Hi all,
can someone help knowing the difference between

char *st="myname";
char st[]="myname";

i know they both is array of charachers but the difference when dealing with them and how they are in memory ?

Thanks.

No, both are not array of characters. Only the second one is. The first one is simply a pointer to a character which happens to be the first character 'm' of "myname".
Also note that you can change characters in the second one while not in the first one as the actual string is stored in the data section in the first case, which is read-only.

Edited 2 Years Ago by tapananand

Never assign raw data directly to an uninitialised pointer. If done so, where would the pointer point to? Where will the raw data be stored? Maybe it will compile, maybe it won't. Maybe it could lead to disastrous effects. You have to make sure a pointer points to something (safe) before using it. So: char *st="myname"is plain wrong.

Anyway, a pointer variable, declared with an asterisk operator, ie: char * a;, is a variable that contains an address. This pointer still needs to be assigned, so let's say we assign st's (an array) address to it: a = st;Printing a, then, will show the address of st's first element, wherever it is in memory. By using a dereference operator (asterisk), you can access the value in the address that the pointer points to, ie: cout << *a shows st's first element.

An array is a block of memory reserved depending on the indicated size. By using the name in conjunction with an index, it's use is similar to a pointer in such that the value located in the array's first element address, offset by the index is being accessed. The main difference between the two is that arrays have fixed addresses, whereas pointers can be reassigned different addresses.

Examples:

char st[] = "myname";
char * a = st; // valid, because pointers can be assigned new addresses as values
st = a; //invalid, because array addresses are fixed

cout << *a; // outputs st[0]
a = &st[1]; // assigns address of st[1] to a
cout << *(a+1); // outputs st[2]
a = st + 3; // essentially assigns address of st[3] to a

Never assign raw data directly to an uninitialised pointer. If done so, where would the pointer point to? Where will the raw data be stored? Maybe it will compile, maybe it won't. Maybe it could lead to disastrous effects. You have to make sure a pointer points to something (safe) before using it. So: char *st="myname"is plain wrong.

Um...what? char *st="myname" is fine. The pointer is initialized and points to a string literal.

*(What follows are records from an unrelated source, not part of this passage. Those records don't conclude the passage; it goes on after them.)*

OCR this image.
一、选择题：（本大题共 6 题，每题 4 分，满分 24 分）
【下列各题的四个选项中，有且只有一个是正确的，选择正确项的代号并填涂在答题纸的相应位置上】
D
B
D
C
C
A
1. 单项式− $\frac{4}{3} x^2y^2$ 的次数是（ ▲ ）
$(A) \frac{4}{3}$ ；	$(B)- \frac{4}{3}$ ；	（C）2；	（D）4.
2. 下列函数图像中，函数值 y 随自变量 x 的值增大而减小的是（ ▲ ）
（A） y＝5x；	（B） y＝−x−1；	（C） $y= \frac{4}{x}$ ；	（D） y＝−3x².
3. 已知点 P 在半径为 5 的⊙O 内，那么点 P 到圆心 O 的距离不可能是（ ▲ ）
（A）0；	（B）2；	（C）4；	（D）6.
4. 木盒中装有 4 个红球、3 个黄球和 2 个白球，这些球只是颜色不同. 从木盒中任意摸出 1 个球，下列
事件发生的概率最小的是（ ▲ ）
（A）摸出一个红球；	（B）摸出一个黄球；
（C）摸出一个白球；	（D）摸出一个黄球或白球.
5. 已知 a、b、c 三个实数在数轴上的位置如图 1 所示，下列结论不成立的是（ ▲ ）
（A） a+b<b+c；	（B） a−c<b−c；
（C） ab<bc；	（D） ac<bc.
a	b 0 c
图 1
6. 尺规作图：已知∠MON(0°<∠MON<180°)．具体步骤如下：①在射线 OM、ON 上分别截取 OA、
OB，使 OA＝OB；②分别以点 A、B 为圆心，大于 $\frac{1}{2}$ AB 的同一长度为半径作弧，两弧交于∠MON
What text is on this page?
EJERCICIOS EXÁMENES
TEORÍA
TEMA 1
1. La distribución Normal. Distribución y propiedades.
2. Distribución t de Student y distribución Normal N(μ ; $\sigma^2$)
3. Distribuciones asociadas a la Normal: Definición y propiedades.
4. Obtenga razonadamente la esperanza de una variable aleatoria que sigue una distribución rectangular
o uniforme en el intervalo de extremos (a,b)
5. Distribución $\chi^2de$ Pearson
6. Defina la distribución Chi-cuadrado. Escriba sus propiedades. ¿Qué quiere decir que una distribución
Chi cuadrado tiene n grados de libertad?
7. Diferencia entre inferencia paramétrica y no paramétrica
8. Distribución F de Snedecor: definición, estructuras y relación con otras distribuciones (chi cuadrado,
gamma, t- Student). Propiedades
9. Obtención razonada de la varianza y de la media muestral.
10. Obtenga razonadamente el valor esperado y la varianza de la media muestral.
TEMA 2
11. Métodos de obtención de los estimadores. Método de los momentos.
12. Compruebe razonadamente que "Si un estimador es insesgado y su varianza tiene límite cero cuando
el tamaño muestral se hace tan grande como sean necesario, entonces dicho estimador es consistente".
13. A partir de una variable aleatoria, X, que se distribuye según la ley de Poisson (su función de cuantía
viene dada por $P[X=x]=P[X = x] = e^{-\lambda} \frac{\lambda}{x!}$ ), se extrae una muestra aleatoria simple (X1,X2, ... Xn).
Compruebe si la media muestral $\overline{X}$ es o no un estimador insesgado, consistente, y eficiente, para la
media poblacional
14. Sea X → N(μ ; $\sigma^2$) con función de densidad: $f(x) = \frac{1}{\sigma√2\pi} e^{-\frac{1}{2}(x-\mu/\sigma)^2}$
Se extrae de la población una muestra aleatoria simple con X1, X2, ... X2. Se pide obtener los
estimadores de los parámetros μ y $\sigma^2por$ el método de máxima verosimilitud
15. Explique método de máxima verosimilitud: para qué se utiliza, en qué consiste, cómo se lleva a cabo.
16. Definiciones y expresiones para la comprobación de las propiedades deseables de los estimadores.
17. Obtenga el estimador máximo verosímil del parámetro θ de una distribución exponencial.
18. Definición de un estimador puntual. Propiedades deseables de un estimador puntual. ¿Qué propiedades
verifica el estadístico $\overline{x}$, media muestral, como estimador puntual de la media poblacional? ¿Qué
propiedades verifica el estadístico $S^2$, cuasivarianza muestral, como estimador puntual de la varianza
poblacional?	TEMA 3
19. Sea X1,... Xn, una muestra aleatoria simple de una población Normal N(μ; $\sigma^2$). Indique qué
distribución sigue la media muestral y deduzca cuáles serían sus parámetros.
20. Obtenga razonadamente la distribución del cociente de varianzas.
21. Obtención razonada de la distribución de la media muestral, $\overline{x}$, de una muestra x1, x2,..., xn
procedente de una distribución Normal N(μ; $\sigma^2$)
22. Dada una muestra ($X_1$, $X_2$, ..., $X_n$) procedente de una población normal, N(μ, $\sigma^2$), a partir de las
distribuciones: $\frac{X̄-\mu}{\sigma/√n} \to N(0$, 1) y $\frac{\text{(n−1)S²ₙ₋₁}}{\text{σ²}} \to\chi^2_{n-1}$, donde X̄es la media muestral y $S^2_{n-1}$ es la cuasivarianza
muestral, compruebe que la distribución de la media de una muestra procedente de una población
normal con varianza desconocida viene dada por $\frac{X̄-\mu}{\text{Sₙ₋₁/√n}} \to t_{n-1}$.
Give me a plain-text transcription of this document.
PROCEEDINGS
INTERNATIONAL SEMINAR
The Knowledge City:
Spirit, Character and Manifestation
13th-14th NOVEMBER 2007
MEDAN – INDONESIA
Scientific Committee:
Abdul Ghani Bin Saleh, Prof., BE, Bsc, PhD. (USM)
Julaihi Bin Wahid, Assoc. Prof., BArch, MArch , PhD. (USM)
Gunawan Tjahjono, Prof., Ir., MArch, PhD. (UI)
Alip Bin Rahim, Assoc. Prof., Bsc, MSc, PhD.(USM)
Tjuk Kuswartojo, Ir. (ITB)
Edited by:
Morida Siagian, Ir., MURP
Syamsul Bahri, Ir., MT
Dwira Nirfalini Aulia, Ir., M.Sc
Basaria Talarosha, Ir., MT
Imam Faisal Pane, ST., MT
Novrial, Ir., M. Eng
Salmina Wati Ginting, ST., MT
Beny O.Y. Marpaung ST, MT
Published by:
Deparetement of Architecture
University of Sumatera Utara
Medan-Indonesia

The only disastrous thing involved is the read-only status of the string literal, and that's only a problem if subsequent code tries to modify it through the pointer.

Ya char *st="myname" is not a problem at all and as I pointed out earlier it is present in the data section.

Some compilers will bitch at you if you try to assign a string literal to a char* (often depending upon how you set the strictness level of type-checking for the compiler). You SHOULD use a const char* instead in such cases. The first case is a clear violation of intentional programming - do what you intend. If you INTEND for the string to be mutable, then use the char var[] = "a string" construct. You can use var as a char or const char pointer as necessary without needing to any casting.

can someone help knowing the difference between

> char *st="myname"; 
> char st[]="myname";

"myname" is a narrow string literal; in C++, A narrow string literal has type “array of n const char”, where n is the size of the string as defined below, and has static storage duration. - IS

So, with "myname" we have an an lvalue of type array of 7 const char. The life-time of this array is the duration of the program.

This array can be implicitly converted to a prvalue of of type “pointer to const char”; the result of the conversion is a pointer to the first element of the array. For compatibility with C code, C++98 specified:

A string literal that is not a wide string literal can be converted to an rvalue of type “pointer to char” ... [Note: this conversion is deprecated.]

C++11 simply dropped the above clause from the IS, and has this in Annex C (Compatibility):

Change: String literals made const

The type of a string literal is changed from “array of char” to “array of const char.” The type of a char16_t string literal is changed from ...

Rationale: This avoids calling an inappropriate overloaded function, which might expect to be able to modify its argument.

Effect on original feature: Change to semantics of well-defined feature.

Difficulty of converting: Syntactic transformation. The fix is to add a cast:

> char* p = "abc"; // valid in C, invalid in C ++
>         
> void f(char*) {
>    char* p = (char*)"abc"; // OK: cast added
>    f(p);
>    f((char*)"def"); // OK: cast added
> }

So char *st="myname"; is an invalid construct in C++.

const char* st = "myname" ; is valid C++; the type of st is pointer to const char, and it is initialised with the address of the first character in the literal.

With char st[]="myname";, the type of st is array of 7 char and the array is intialised with a string literal.

Successive characters of the value of the string literal initialize the elements of the array.

The array st is initiaslised as if we had written:
char st[] = { 'm', 'y', 'n', 'a', 'm', 'e', 0 };

.
Note: mainstream compilers still pass char* st = "myname" ; with just a warning.
(eg. -Wc++11-compat-deprecated-writable-strings in clang++)
http://coliru.stacked-crooked.com/a/a2c5eacd3878e838

Edited 2 Years Ago by vijayan121

Comments
Very complete! And I didn't know C++11 deprecated this construct, cool!